Biography of Niuserre


Niuserre was the second son of Neferirkare and Khentkaus II to have ascended to the throne. He was married to a woman named Reput-Nebu, of whom a statue was discovered in the valley-temple connected to his and Neferirkare's pyramid complex. It is not known whether he had any children (that out-lived him).

The Turin King-list is somewhat damaged at the point where Niuserre's name is mentioned, and only allows us to state that he ruled for more than 10 years. The highest known year reference is dated to the year of the 7th year count. If the cattle counts were held at regular two year intervals, this would be the 13th year of his reign.
The 44 years credited to him by Manetho is considered unreliable. The representation of a Sed-festival found in his solar-temple may indicate that he ruled at least for 30 years, although its is also possible that this representation refers to the magical rejuvenation of the king after his death.

An inscription found in the Sinai shown Niuserre triumphant over his enemies. It is debatable whether this inscription refers to an actual victory of Niuserre, or whether it was merely symbolic. It does, however, show that Niuserre was active in the Sinai.

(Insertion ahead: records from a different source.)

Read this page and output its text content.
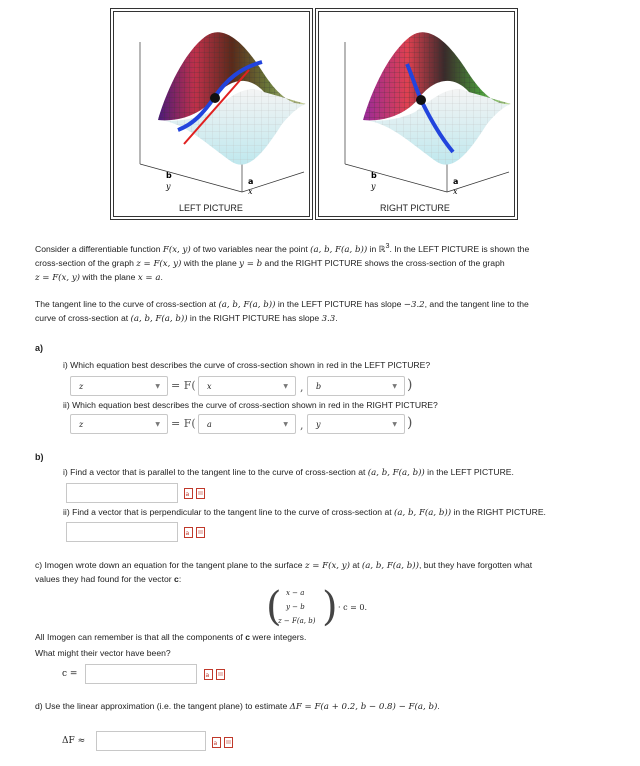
b
y
a
x
LEFT PICTURE
b
y
a
x
RIGHT PICTURE
Consider a differentiable function F(x, y) of two variables near the point (a, b, F(a, b)) in ℝ$^3$. In the LEFT PICTURE is shown the
cross-section of the graph z = F(x, y) with the plane y = b and the RIGHT PICTURE shows the cross-section of the graph
z = F(x, y) with the plane x = a.
The tangent line to the curve of cross-section at (a, b, F(a, b)) in the LEFT PICTURE has slope −3.2, and the tangent line to the
curve of cross-section at (a, b, F(a, b)) in the RIGHT PICTURE has slope 3.3.
a)
i) Which equation best describes the curve of cross-section shown in red in the LEFT PICTURE?
z	▼ = F(	x	▼ ,	b	▼ )
ii) Which equation best describes the curve of cross-section shown in red in the RIGHT PICTURE?
z	▼ = F(	a	▼ ,	y	▼ )
b)
i) Find a vector that is parallel to the tangent line to the curve of cross-section at (a, b, F(a, b)) in the LEFT PICTURE.
a
ii) Find a vector that is perpendicular to the tangent line to the curve of cross-section at (a, b, F(a, b)) in the RIGHT PICTURE.
a
c) Imogen wrote down an equation for the tangent plane to the surface z = F(x, y) at (a, b, F(a, b)), but they have forgotten what
values they had found for the vector c:
( x − a
y − b
z − F(a, b) ) · c = 0.
All Imogen can remember is that all the components of c were integers.
What might their vector have been?
c =	a
d) Use the linear approximation (i.e. the tangent plane) to estimate ΔF = F(a + 0.2, b − 0.8) − F(a, b).
ΔF ≈	a
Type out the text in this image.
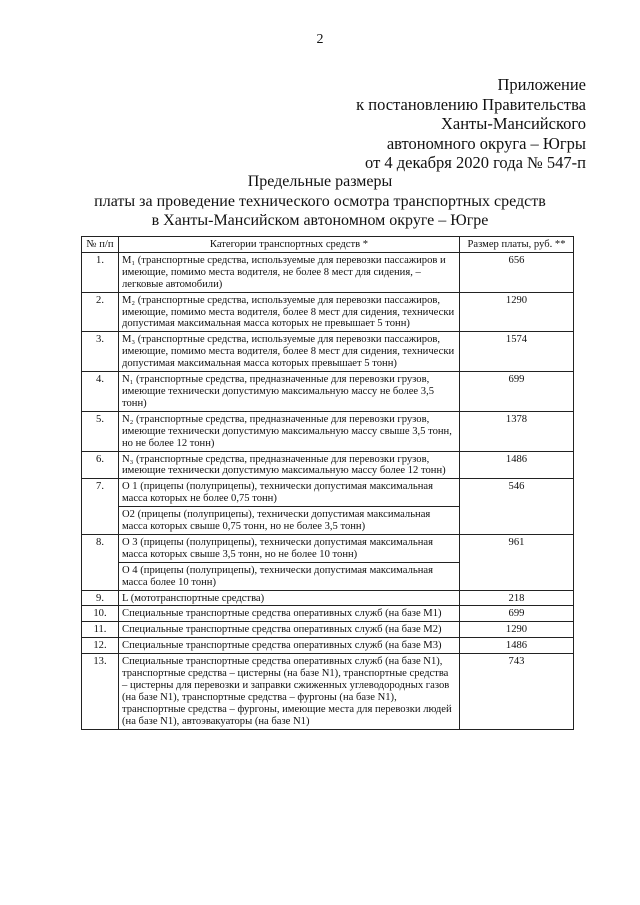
2
Приложение
к постановлению Правительства
Ханты-Мансийского
автономного округа – Югры
от 4 декабря 2020 года № 547-п
Предельные размеры
платы за проведение технического осмотра транспортных средств
в Ханты-Мансийском автономном округе – Югре
№ п/п	Категории транспортных средств *	Размер платы, руб. **
1.	M₁ (транспортные средства, используемые для перевозки пассажиров и имеющие, помимо места водителя, не более 8 мест для сидения, – легковые автомобили)	656
2.	M₂ (транспортные средства, используемые для перевозки пассажиров, имеющие, помимо места водителя, более 8 мест для сидения, технически допустимая максимальная масса которых не превышает 5 тонн)	1290
3.	M₃ (транспортные средства, используемые для перевозки пассажиров, имеющие, помимо места водителя, более 8 мест для сидения, технически допустимая максимальная масса которых превышает 5 тонн)	1574
4.	N₁ (транспортные средства, предназначенные для перевозки грузов, имеющие технически допустимую максимальную массу не более 3,5 тонн)	699
5.	N₂ (транспортные средства, предназначенные для перевозки грузов, имеющие технически допустимую максимальную массу свыше 3,5 тонн, но не более 12 тонн)	1378
6.	N₃ (транспортные средства, предназначенные для перевозки грузов, имеющие технически допустимую максимальную массу более 12 тонн)	1486
7.	О 1 (прицепы (полуприцепы), технически допустимая максимальная масса которых не более 0,75 тонн)	546
	О2 (прицепы (полуприцепы), технически допустимая максимальная масса которых свыше 0,75 тонн, но не более 3,5 тонн)	
8.	О 3 (прицепы (полуприцепы), технически допустимая максимальная масса которых свыше 3,5 тонн, но не более 10 тонн)	961
	О 4 (прицепы (полуприцепы), технически допустимая максимальная масса более 10 тонн)	
9.	L (мототранспортные средства)	218
10.	Специальные транспортные средства оперативных служб (на базе M1)	699
11.	Специальные транспортные средства оперативных служб (на базе M2)	1290
12.	Специальные транспортные средства оперативных служб (на базе M3)	1486
13.	Специальные транспортные средства оперативных служб (на базе N1), транспортные средства – цистерны (на базе N1), транспортные средства – цистерны для перевозки и заправки сжиженных углеводородных газов (на базе N1), транспортные средства – фургоны (на базе N1), транспортные средства – фургоны, имеющие места для перевозки людей (на базе N1), автоэвакуаторы (на базе N1)	743
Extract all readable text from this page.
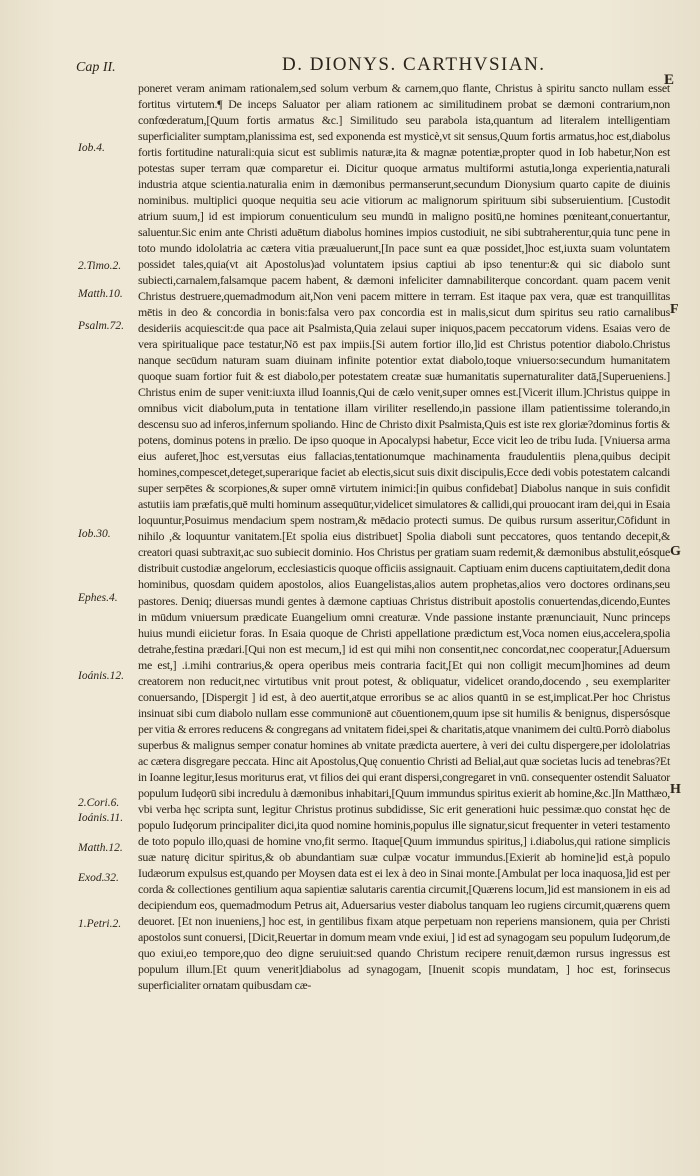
Cap II.	D. DIONYS. CARTHVSIAN.
E
poneret veram animam rationalem,sed solum verbum & carnem,quo flante, Christus à spiritu sancto nullam esset fortitus virtutem.¶ De inceps Saluator per aliam rationem ac similitudinem probat se dæmoni contrarium,non confœderatum,[Quum fortis armatus &c.] Similitudo seu parabola ista,quantum ad literalem intelligentiam superficialiter sumptam,planissima est, sed exponenda est mysticè,vt sit sensus,Quum fortis armatus,hoc est,diabolus fortis fortitudine naturali:quia sicut est sublimis naturæ,ita & magnæ potentiæ,propter quod in Iob habetur,Non est potestas super terram quæ comparetur ei. Dicitur quoque armatus multiformi astutia,longa experientia,naturali industria atque scientia.naturalia enim in dæmonibus permanserunt,secundum Dionysium quarto capite de diuinis nominibus. multiplici quoque nequitia seu acie vitiorum ac malignorum spirituum sibi subseruientium. [Custodit atrium suum,] id est impiorum conuenticulum seu mundū in maligno positū,ne homines pœniteant,conuertantur, saluentur.Sic enim ante Christi aduētum diabolus homines impios custodiuit, ne sibi subtraherentur,quia tunc pene in toto mundo idololatria ac cætera vitia præualuerunt,[In pace sunt ea quæ possidet,]hoc est,iuxta suam voluntatem possidet tales,quia(vt ait Apostolus)ad voluntatem ipsius captiui ab ipso tenentur:& qui sic diabolo sunt subiecti,carnalem,falsamque pacem habent, & dæmoni infeliciter damnabiliterque concordant. quam pacem venit Christus destruere,quemadmodum ait,Non veni pacem mittere in terram. Est itaque pax vera, quæ est tranquillitas mētis in deo & concordia in bonis:falsa vero pax concordia est in malis,sicut dum spiritus seu ratio carnalibus desideriis acquiescit:de qua pace ait Psalmista,Quia zelaui super iniquos,pacem peccatorum videns. Esaias vero de vera spiritualique pace testatur,Nō est pax impiis.[Si autem fortior illo,]id est Christus potentior diabolo.Christus nanque secūdum naturam suam diuinam infinite potentior extat diabolo,toque vniuerso:secundum humanitatem quoque suam fortior fuit & est diabolo,per potestatem creatæ suæ humanitatis supernaturaliter datā,[Superueniens.] Christus enim de super venit:iuxta illud Ioannis,Qui de cælo venit,super omnes est.[Vicerit illum.]Christus quippe in omnibus vicit diabolum,puta in tentatione illam viriliter resellendo,in passione illam patientissime tolerando,in descensu suo ad inferos,infernum spoliando. Hinc de Christo dixit Psalmista,Quis est iste rex gloriæ?dominus fortis & potens, dominus potens in prælio. De ipso quoque in Apocalypsi habetur, Ecce vicit leo de tribu Iuda. [Vniuersa arma eius auferet,]hoc est,versutas eius fallacias,tentationumque machinamenta fraudulentiis plena,quibus decipit homines,compescet,deteget,superarique faciet ab electis,sicut suis dixit discipulis,Ecce dedi vobis potestatem calcandi super serpētes & scorpiones,& super omnē virtutem inimici:[in quibus confidebat] Diabolus nanque in suis confidit astutiis iam præfatis,quē multi hominum assequūtur,videlicet simulatores & callidi,qui prouocant iram dei,qui in Esaia loquuntur,Posuimus mendacium spem nostram,& mēdacio protecti sumus. De quibus rursum asseritur,Cōfidunt in nihilo ,& loquuntur vanitatem.[Et spolia eius distribuet] Spolia diaboli sunt peccatores, quos tentando decepit,& creatori quasi subtraxit,ac suo subiecit dominio. Hos Christus per gratiam suam redemit,& dæmonibus abstulit,eósque distribuit custodiæ angelorum, ecclesiasticis quoque officiis assignauit. Captiuam enim ducens captiuitatem,dedit dona hominibus, quosdam quidem apostolos, alios Euangelistas,alios autem prophetas,alios vero doctores ordinans,seu pastores. Deniq; diuersas mundi gentes à dæmone captiuas Christus distribuit apostolis conuertendas,dicendo,Euntes in mūdum vniuersum prædicate Euangelium omni creaturæ. Vnde passione instante prænunciauit, Nunc princeps huius mundi eiicietur foras. In Esaia quoque de Christi appellatione prædictum est,Voca nomen eius,accelera,spolia detrahe,festina prædari.[Qui non est mecum,] id est qui mihi non consentit,nec concordat,nec cooperatur,[Aduersum me est,] .i.mihi contrarius,& opera operibus meis contraria facit,[Et qui non colligit mecum]homines ad deum creatorem non reducit,nec virtutibus vnit prout potest, & obliquatur, videlicet orando,docendo , seu exemplariter conuersando, [Dispergit ] id est, à deo auertit,atque erroribus se ac alios quantū in se est,implicat.Per hoc Christus insinuat sibi cum diabolo nullam esse communionē aut cōuentionem,quum ipse sit humilis & benignus, dispersósque per vitia & errores reducens & congregans ad vnitatem fidei,spei & charitatis,atque vnanimem dei cultū.Porrò diabolus superbus & malignus semper conatur homines ab vnitate prædicta auertere, à veri dei cultu dispergere,per idololatrias ac cætera disgregare peccata. Hinc ait Apostolus,Quę conuentio Christi ad Belial,aut quæ societas lucis ad tenebras?Et in Ioanne legitur,Iesus moriturus erat, vt filios dei qui erant dispersi,congregaret in vnū. consequenter ostendit Saluator populum Iudęorū sibi incredulu à dæmonibus inhabitari,[Quum immundus spiritus exierit ab homine,&c.]In Matthæo, vbi verba hęc scripta sunt, legitur Christus protinus subdidisse, Sic erit generationi huic pessimæ.quo constat hęc de populo Iudęorum principaliter dici,ita quod nomine hominis,populus ille signatur,sicut frequenter in veteri testamento de toto populo illo,quasi de homine vno,fit sermo. Itaque[Quum immundus spiritus,] i.diabolus,qui ratione simplicis suæ naturę dicitur spiritus,& ob abundantiam suæ culpæ vocatur immundus.[Exierit ab homine]id est,à populo Iudæorum expulsus est,quando per Moysen data est ei lex à deo in Sinai monte.[Ambulat per loca inaquosa,]id est per corda & collectiones gentilium aqua sapientiæ salutaris carentia circumit,[Quærens locum,]id est mansionem in eis ad decipiendum eos, quemadmodum Petrus ait, Aduersarius vester diabolus tanquam leo rugiens circumit,quærens quem deuoret. [Et non inueniens,] hoc est, in gentilibus fixam atque perpetuam non reperiens mansionem, quia per Christi apostolos sunt conuersi, [Dicit,Reuertar in domum meam vnde exiui, ] id est ad synagogam seu populum Iudęorum,de quo exiui,eo tempore,quo deo digne seruiuit:sed quando Christum recipere renuit,dæmon rursus ingressus est populum illum.[Et quum venerit]diabolus ad synagogam, [Inuenit scopis mundatam, ] hoc est, forinsecus superficialiter ornatam quibusdam cæ-
Iob.4.
2.Timo.2.
Matth.10.
Psalm.72.
Iob.30.
Ephes.4.
Ioánis.12.
2.Cori.6.
Ioánis.11.
Matth.12.
Exod.32.
1.Petri.2.
F
G
H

He built a solar-temple, named Shesepu-ib-Re, in Abu Gurab, about a kilometre to the north of Abusir. Not only is this the biggest and most complete solar-temple, it is also the only one that was constructed completely of stone. The many finely carved reliefs that remain show the king during a Sed-festival and the world as created by the solar god, with representations of the seasons and the provinces of Egypt. With the reign of Niuserre, the solar-cult appears to have come to its summit.

The monumental altar at the Solar Temple of Niuserre at Abu Gorab.

The monumental altar at the Solar Temple of Niuserre at Abu Gorab.

The pyramid-complex of Niuserre is located at Abusir, between the pyramids of Sahure and Neferirkare. Instead of building his own valley temple, he had his pyramid complex connected to the valley temple of Neferirkare.